In a small pilot study, patients with OCD received a low dose of ketamine or saline via infusion. Those who received the ketamine reported a rapid decrease in OCD symptoms compared to those who received saline. One patient who received ketamine felt he had a vacation from his symptoms. Others reported they tried to have OCD thoughts but couldn’t. 

“Those effects, amazingly, persisted past ketamine’s very rapid metabolism in the body,” Rodriguez noted. 

In another study, she partnered with a team to study ketamine’s effect on brain activity in people with OCD. They wanted to determine whether ketamine changed levels of glutamate in an area of the brain called the prefrontal cortex. 

Researchers gave patients a dose of ketamine and imaged their brains using magnetic resonance spectroscopy. After an hour, they didn’t see any changes in glutamate. They did, however, see elevated levels of an inhibitory neurotransmitter called Gamma-aminobutyric acid. It blocks chemical messages in the brain and decreases the stimulation of nerve cells.  

“There may be a unique neurochemical signature in ketamine’s effects on OCD,” Rodriguez said. “This needs replication in a larger sample.”

Animal models suggest the drug increases activity in the frontal-striatal circuit, which is the part of the brain that controls compulsive grooming behavior. This circuit might be important in understanding ketamine’s therapeutic effects in OCD. 

In addition, Rodriguez’s research has revealed ketamine’s antidepressive effects are tied to the brain’s opioid system. More research is needed to understand how the drug affects the opioid and glutamate system. 

One hypothesis is that ketamine’s effect on the opioid system is responsible for the drug’s short-term depression relief, while the drug’s effect on the glutamate system is responsible for what makes the relief last a little while longer. 

Rodriguez is also studying the potential of accelerated theta burst stimulation, a type of neuromodulation therapy. Neuromodulation refers to the alteration of nerve activity through electrical or chemical stimulation. Theta burst stimulation is a form of transcranial magnetic stimulation, a noninvasive treatment that uses magnetic fields to stimulate the brain. 

To test whether accelerated theta burst stimulation could be a potential OCD treatment, she conducted an open-label study in seven patients. They received five consecutive days of accelerated stimulation. Ten sessions were applied per day (18,000 pulses/day, hourly) or 90,000 total pulses.

After the five-day protocol, her team saw patients experience a robust and rapid response in five of the seven (71%), with at least a 50% reduction in OCD symptoms within seven to 14 days. 

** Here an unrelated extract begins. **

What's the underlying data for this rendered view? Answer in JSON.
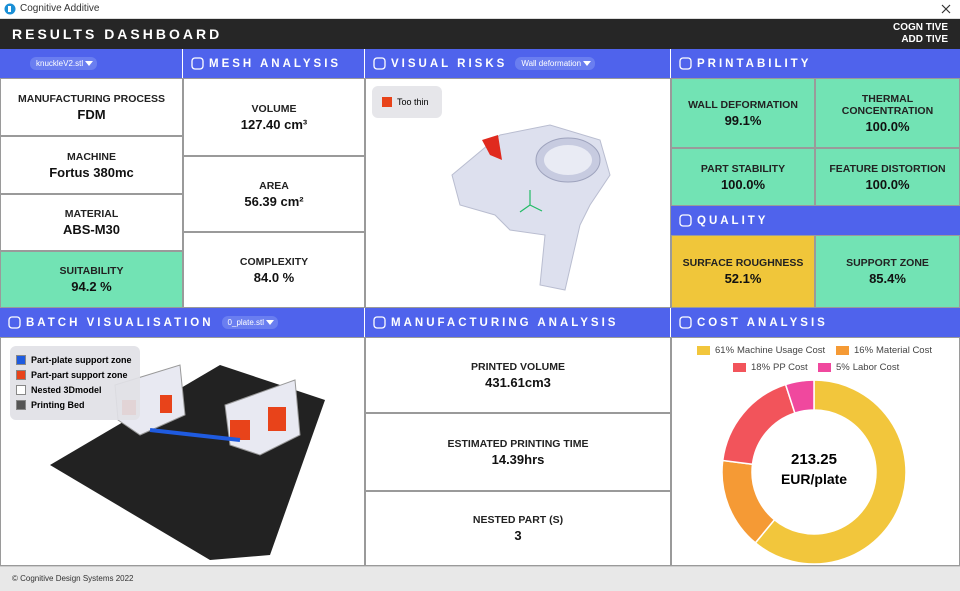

“It was very dramatic,” Rodriguez said. Three patients sustained a reduction up to four weeks later. Some patients didn’t respond to the treatment. There were very few side effects (headache and fatigue that ended within a few days) from the treatment. More research is needed to understand why some patients respond and others don’t. 

Rodriguez concluded, “There is a lot of pioneering research out there and a lot of hope,” both for patients who have been recently diagnosed with OCD and those who have struggled with it for a long time.